Medical treatment of functional GI disorders has often been unsatisfactory. This meta-analysis by Jackson and colleagues presents evidence for the use of antidepressants, but several issues still must be addressed. Meta-analyses may miss unpublished studies that showed no effect; the sensitivity analysis provided suggests that 37 to 157 negative studies would have had to be missed to change the results of the review. In addition, the data found were somewhat limited: Only 8 studies investigated IBS. The others studied nonulcer dyspepsia, which also seems to respond to antidepressants.

The meta-analysis does not establish whether antidepressants in general are effective. 9 trials used tricyclic antidepressants, and their anticholinergic and analgesic effects might have been more important than their antidepressant effects. The 5HT blocker, mianserin, was effective when given alone (1 study), but trials of serotonin-reuptake inhibitors are lacking in patients with IBS.

The role of psychiatric diseases in IBS is complex. A high proportion of patients with IBS are reported to have psychiatric disease, and IBS may be more prevalent in patients with depression (1). Patients with IBS and psychological disorders are also more likely to consult their physicians than are patients who have IBS alone (2, 3).
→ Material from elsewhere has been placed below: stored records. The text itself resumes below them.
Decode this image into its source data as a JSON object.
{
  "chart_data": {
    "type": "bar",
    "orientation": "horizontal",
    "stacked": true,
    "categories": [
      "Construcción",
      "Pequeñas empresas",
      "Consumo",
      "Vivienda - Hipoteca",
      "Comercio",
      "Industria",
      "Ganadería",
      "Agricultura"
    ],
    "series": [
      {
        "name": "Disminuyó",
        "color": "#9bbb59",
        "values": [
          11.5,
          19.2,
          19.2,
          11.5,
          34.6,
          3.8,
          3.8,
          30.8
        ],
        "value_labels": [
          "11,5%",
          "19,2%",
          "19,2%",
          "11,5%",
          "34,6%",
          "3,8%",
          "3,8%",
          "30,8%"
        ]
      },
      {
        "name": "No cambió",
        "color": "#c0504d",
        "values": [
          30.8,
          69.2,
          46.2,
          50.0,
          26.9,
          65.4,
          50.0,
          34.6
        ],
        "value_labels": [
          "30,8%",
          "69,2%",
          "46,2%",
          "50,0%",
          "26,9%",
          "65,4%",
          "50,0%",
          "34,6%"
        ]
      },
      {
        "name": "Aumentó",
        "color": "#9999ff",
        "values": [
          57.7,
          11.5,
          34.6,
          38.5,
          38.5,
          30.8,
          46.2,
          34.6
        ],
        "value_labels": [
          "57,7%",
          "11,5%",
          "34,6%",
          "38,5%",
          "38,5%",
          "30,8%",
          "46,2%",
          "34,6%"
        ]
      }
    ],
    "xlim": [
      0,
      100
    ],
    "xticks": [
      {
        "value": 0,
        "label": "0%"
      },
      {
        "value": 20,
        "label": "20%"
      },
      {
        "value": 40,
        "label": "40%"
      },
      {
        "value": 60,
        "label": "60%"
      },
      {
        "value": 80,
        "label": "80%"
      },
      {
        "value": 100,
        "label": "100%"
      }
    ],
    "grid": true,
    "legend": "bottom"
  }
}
Patients with IBS often require medication, which may include tricyclic antidepressants. Placebo responses are high (16% to 59% in this analysis), and many mild-to-moderate cases respond to medical attention, including explanation and reassurance (4). Despite the high placebo response, however, a trial of antidepressants, especially of a tricyclic antidepressant, in patients with functional GI disorders is justified by the evidence provided by Jackson and colleagues.

John Calam, MD, MB, ChB
Hammersmith Hospital
London, England, UK


1. Lydiard RB, Falsetti SA. Experience with anxiety and depression treatment studies: implications for designing irritable bowel syndrome clinical trials. Am J Med. 1999;107(5A):65S-73S.

2. Drossman DA, McKee DC, Sandler RS, et al. Psychosocial factors in the irritable bowel syndrome: a multivariate study of patients and nonpatients with irritable bowel syndrome. Gastroenterology. 1988;95:701-8.

3. Whitehead WE, Bosmajian L, Zonderman AB, et al. Symptoms of psychologic distress associated with irritable bowel syndrome. Gastroenterology. 1998;95:709-14.

4. Spiller RC. Problems and challenges in the design of irritable bowel syndrome clinical trials: experience from published trials. Am J Med 1999;107(5A):91S-7S.